Jona 4 – HTB & JCB

Het Boek

Jona 4:1-11

Jona krijgt spijt bij het zien van Gods genade

1Jona was echter woedend dat God van gedachten was veranderd. 2Hij beklaagde zich erover bij de Here en zei in zijn gebed: ‘Dit is nu precies wat ik dacht dat U zou gaan doen, Here, toen ik nog thuis was en U mij opdroeg hierheen te gaan. Daarom vluchtte ik naar Tarsis. Want ik wist dat U een genadig en barmhartig God bent. U wordt niet snel boos en bent erg vriendelijk, ik wist hoe gemakkelijk U ertoe zou kunnen besluiten af te zien van het plan deze mensen te vernietigen. 3Dood mij alstublieft, Here, ik ben liever dood dan levend.’
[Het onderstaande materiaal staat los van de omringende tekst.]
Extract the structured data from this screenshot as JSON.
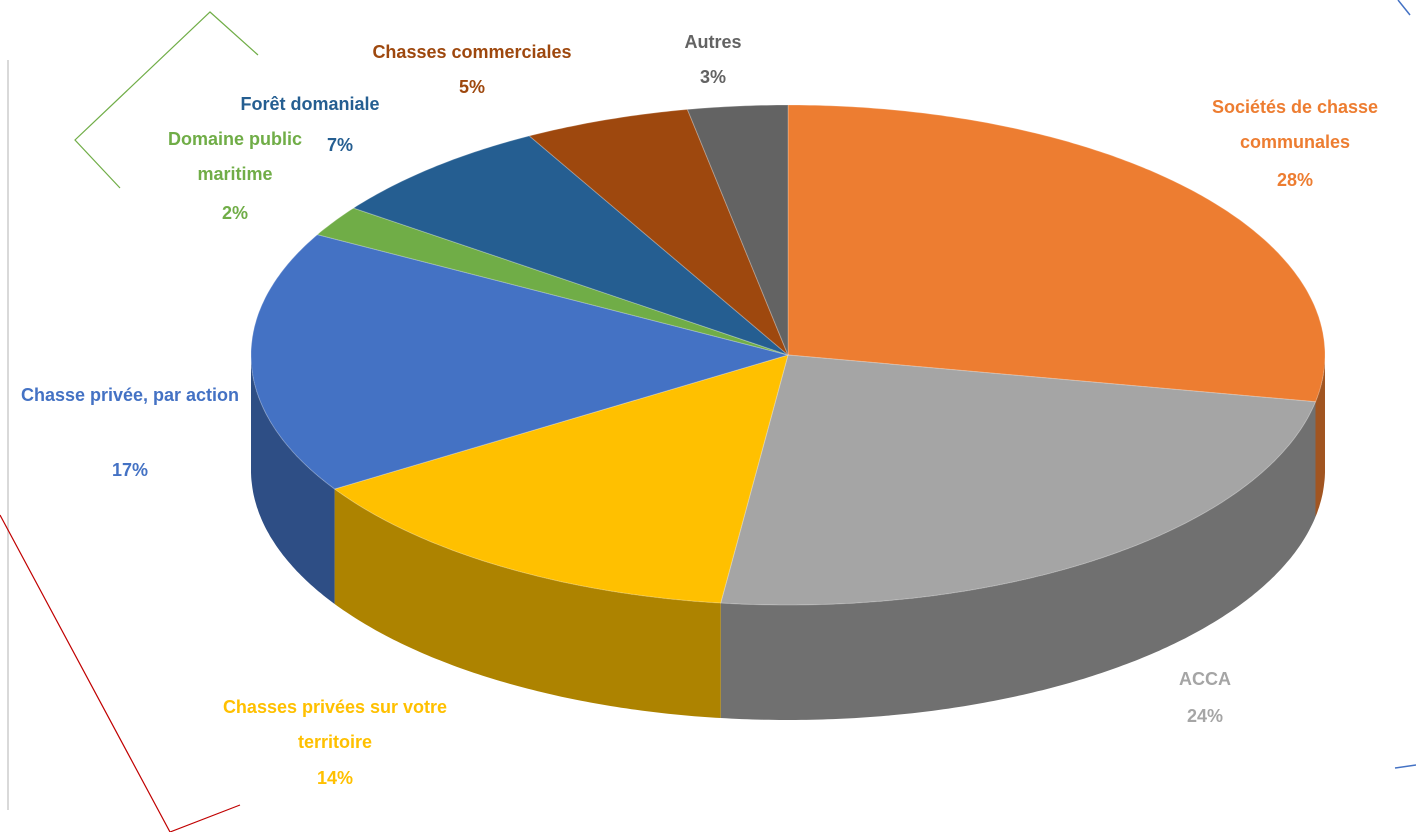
{
  "chart_data": {
    "type": "pie",
    "categories": [
      "Sociétés de chasse communales",
      "ACCA",
      "Chasses privées sur votre territoire",
      "Chasse privée, par action",
      "Domaine public maritime",
      "Forêt domaniale",
      "Chasses commerciales",
      "Autres"
    ],
    "values": [
      28,
      24,
      14,
      17,
      2,
      7,
      5,
      3
    ],
    "value_labels": [
      "28%",
      "24%",
      "14%",
      "17%",
      "2%",
      "7%",
      "5%",
      "3%"
    ],
    "colors": [
      "#ed7d31",
      "#a5a5a5",
      "#ffc000",
      "#4472c4",
      "#70ad47",
      "#255e91",
      "#9e480e",
      "#636363"
    ]
  }
}
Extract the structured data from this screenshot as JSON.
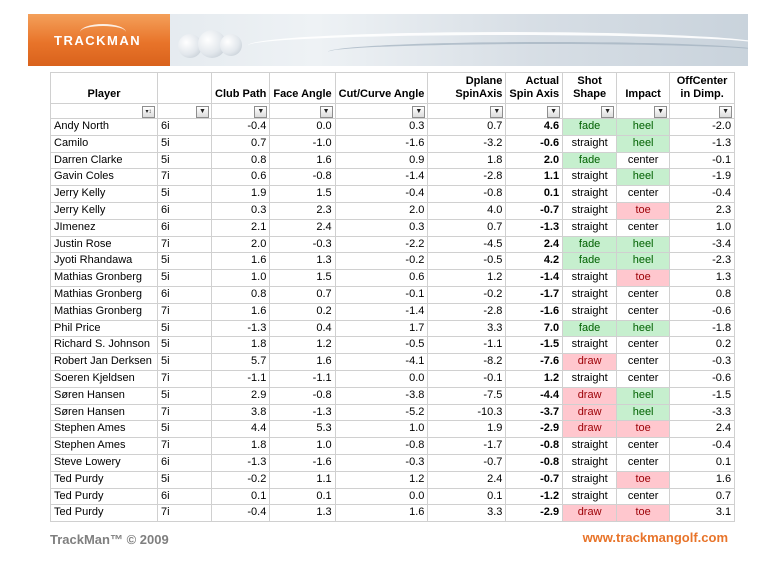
{
  "banner": {
    "logo_text": "TRACKMAN"
  },
  "table": {
    "headers": [
      "Player",
      "",
      "Club Path",
      "Face Angle",
      "Cut/Curve Angle",
      "Dplane\nSpinAxis",
      "Actual\nSpin Axis",
      "Shot\nShape",
      "Impact",
      "OffCenter\nin Dimp."
    ],
    "rows": [
      [
        "Andy North",
        "6i",
        "-0.4",
        "0.0",
        "0.3",
        "0.7",
        "4.6",
        "fade",
        "heel",
        "-2.0"
      ],
      [
        "Camilo",
        "5i",
        "0.7",
        "-1.0",
        "-1.6",
        "-3.2",
        "-0.6",
        "straight",
        "heel",
        "-1.3"
      ],
      [
        "Darren Clarke",
        "5i",
        "0.8",
        "1.6",
        "0.9",
        "1.8",
        "2.0",
        "fade",
        "center",
        "-0.1"
      ],
      [
        "Gavin Coles",
        "7i",
        "0.6",
        "-0.8",
        "-1.4",
        "-2.8",
        "1.1",
        "straight",
        "heel",
        "-1.9"
      ],
      [
        "Jerry Kelly",
        "5i",
        "1.9",
        "1.5",
        "-0.4",
        "-0.8",
        "0.1",
        "straight",
        "center",
        "-0.4"
      ],
      [
        "Jerry Kelly",
        "6i",
        "0.3",
        "2.3",
        "2.0",
        "4.0",
        "-0.7",
        "straight",
        "toe",
        "2.3"
      ],
      [
        "JImenez",
        "6i",
        "2.1",
        "2.4",
        "0.3",
        "0.7",
        "-1.3",
        "straight",
        "center",
        "1.0"
      ],
      [
        "Justin Rose",
        "7i",
        "2.0",
        "-0.3",
        "-2.2",
        "-4.5",
        "2.4",
        "fade",
        "heel",
        "-3.4"
      ],
      [
        "Jyoti Rhandawa",
        "5i",
        "1.6",
        "1.3",
        "-0.2",
        "-0.5",
        "4.2",
        "fade",
        "heel",
        "-2.3"
      ],
      [
        "Mathias Gronberg",
        "5i",
        "1.0",
        "1.5",
        "0.6",
        "1.2",
        "-1.4",
        "straight",
        "toe",
        "1.3"
      ],
      [
        "Mathias Gronberg",
        "6i",
        "0.8",
        "0.7",
        "-0.1",
        "-0.2",
        "-1.7",
        "straight",
        "center",
        "0.8"
      ],
      [
        "Mathias Gronberg",
        "7i",
        "1.6",
        "0.2",
        "-1.4",
        "-2.8",
        "-1.6",
        "straight",
        "center",
        "-0.6"
      ],
      [
        "Phil Price",
        "5i",
        "-1.3",
        "0.4",
        "1.7",
        "3.3",
        "7.0",
        "fade",
        "heel",
        "-1.8"
      ],
      [
        "Richard S. Johnson",
        "5i",
        "1.8",
        "1.2",
        "-0.5",
        "-1.1",
        "-1.5",
        "straight",
        "center",
        "0.2"
      ],
      [
        "Robert Jan Derksen",
        "5i",
        "5.7",
        "1.6",
        "-4.1",
        "-8.2",
        "-7.6",
        "draw",
        "center",
        "-0.3"
      ],
      [
        "Soeren Kjeldsen",
        "7i",
        "-1.1",
        "-1.1",
        "0.0",
        "-0.1",
        "1.2",
        "straight",
        "center",
        "-0.6"
      ],
      [
        "Søren Hansen",
        "5i",
        "2.9",
        "-0.8",
        "-3.8",
        "-7.5",
        "-4.4",
        "draw",
        "heel",
        "-1.5"
      ],
      [
        "Søren Hansen",
        "7i",
        "3.8",
        "-1.3",
        "-5.2",
        "-10.3",
        "-3.7",
        "draw",
        "heel",
        "-3.3"
      ],
      [
        "Stephen Ames",
        "5i",
        "4.4",
        "5.3",
        "1.0",
        "1.9",
        "-2.9",
        "draw",
        "toe",
        "2.4"
      ],
      [
        "Stephen Ames",
        "7i",
        "1.8",
        "1.0",
        "-0.8",
        "-1.7",
        "-0.8",
        "straight",
        "center",
        "-0.4"
      ],
      [
        "Steve Lowery",
        "6i",
        "-1.3",
        "-1.6",
        "-0.3",
        "-0.7",
        "-0.8",
        "straight",
        "center",
        "0.1"
      ],
      [
        "Ted Purdy",
        "5i",
        "-0.2",
        "1.1",
        "1.2",
        "2.4",
        "-0.7",
        "straight",
        "toe",
        "1.6"
      ],
      [
        "Ted Purdy",
        "6i",
        "0.1",
        "0.1",
        "0.0",
        "0.1",
        "-1.2",
        "straight",
        "center",
        "0.7"
      ],
      [
        "Ted Purdy",
        "7i",
        "-0.4",
        "1.3",
        "1.6",
        "3.3",
        "-2.9",
        "draw",
        "toe",
        "3.1"
      ]
    ]
  },
  "colors": {
    "good": "#c6efce",
    "bad": "#ffc7ce",
    "accent": "#e8742a"
  },
  "footer": {
    "copyright": "TrackMan™ © 2009",
    "url": "www.trackmangolf.com"
  }
}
4Maar de Here zei: ‘Is het wel juist dat u hierover zo kwaad bent?’

5Jona verliet de stad en zocht een plaats ten oosten van de stad. Hij maakte van bladeren een dak om voor schaduw te zorgen, terwijl hij zat te wachten of er iets met de stad ging gebeuren. 6Nu zorgde de Here voor een wonder, Hij liet een boom snel opgroeien om Jona schaduw te geven en om zo zijn boosheid weg te nemen. Dat stemde Jona blij en dankbaar. 7Maar God zorgde ook voor een worm! De volgende morgen, toen het licht begon te worden, at het dier zich door de stengel van de boom, zodat deze verwelkte en stierf. 8Toen de zon flink begon te steken, liet God een hete oostenwind over Jona heenwaaien. De zon brandde met haar stralen zo op zijn hoofd dat hij er duizelig van werd en naar de dood verlangde. Vertwijfeld zei hij: ‘De dood is beter dan dit!’ 9Toen zei God tegen Jona: ‘Is het juist dat u kwaad bent over deze boom?’ ‘Ja,’ zei Jona, ‘dat is het zeker, U ziet het goed. Ik ben zo kwaad dat ik er haast dood aan ga!’ 10Toen zei de Here: ‘U hebt medelijden met uzelf omdat die beschermende plant is gestorven, ook al was het niet uw werk dat hij daar kwam en hem een kort leven was beschoren. 11Waarom zou Ik dan geen medelijden voelen met die grote stad met meer dan honderdtwintigduizend mensen, die zich nergens van bewust zijn, nog afgezien van al die onschuldige dieren?’

Japanese Contemporary Bible

ヨナ書 4:1-11

4

ヨナの怒りと主からの慰め

1ところが、この主の計画変更にヨナはひどく腹を立て、 2主に文句を言いました。「主よ、私が国にいて、ニネベへ行けと最初に言われた時、こうなさることはわかっていたのです。ですから私はタルシシュへ逃げたのです。あなたが恵み深く、あわれみに富み、なかなかお怒りにならず、思いやりのある神であることを知っておりましたから。ニネベの人々を滅ぼす計画も、簡単に取りやめることになるだろうと、わかっていました。 3主よ、どうか私を殺してください。私が人々に語ったことが偽りになったのですから、生きているより死んだほうがましです。」

4すると、主は言いました。「このことで、あなたは当然のように怒るのか。」

5ヨナは町の外に出て、不機嫌な顔で、町の東側に腰を下ろしました。そこに木の葉の茂った日よけ小屋を作り、町がどうなるかを見るつもりだったのです。 6小屋を覆っていた葉っぱが暑さでしおれてしまうと、主はとうごまを用意してすぐに成長させ、大きな葉がヨナの頭の上で日をさえぎるようにしました。それで彼は快適になり、とても喜びました。

7ところが、神は一匹の虫を備え、翌朝、その虫が茎を食い荒らしたので、とうごまは枯れてしまいました。 8太陽が昇って暑くなると、神は焼けつくような東風を吹かせました。太陽が頭にじりじり照りつけたので、ヨナはすっかりまいって死にたいと願い、「こんな思いをするくらいなら、もう死んだほうがましです」と言いました。

9神はヨナに言いました。「この草が枯れたことで怒るのは当然のことだろうか。」ヨナは言いました。「もちろんです。死ぬほど怒って当然です。」

10すると主は言いました。「あなたは、日よけが壊れただけでそんなにも嘆いているが、あれは自分が働いて作ったものではないし、もともと、はかないいのちでしかないものだ。 11だとしたなら、このニネベのように大きな町をわたしが惜しまないはずがあるだろうか。そこには、霊的な闇の中にいる十二万の人々と、たくさんの家畜がいるのだ。」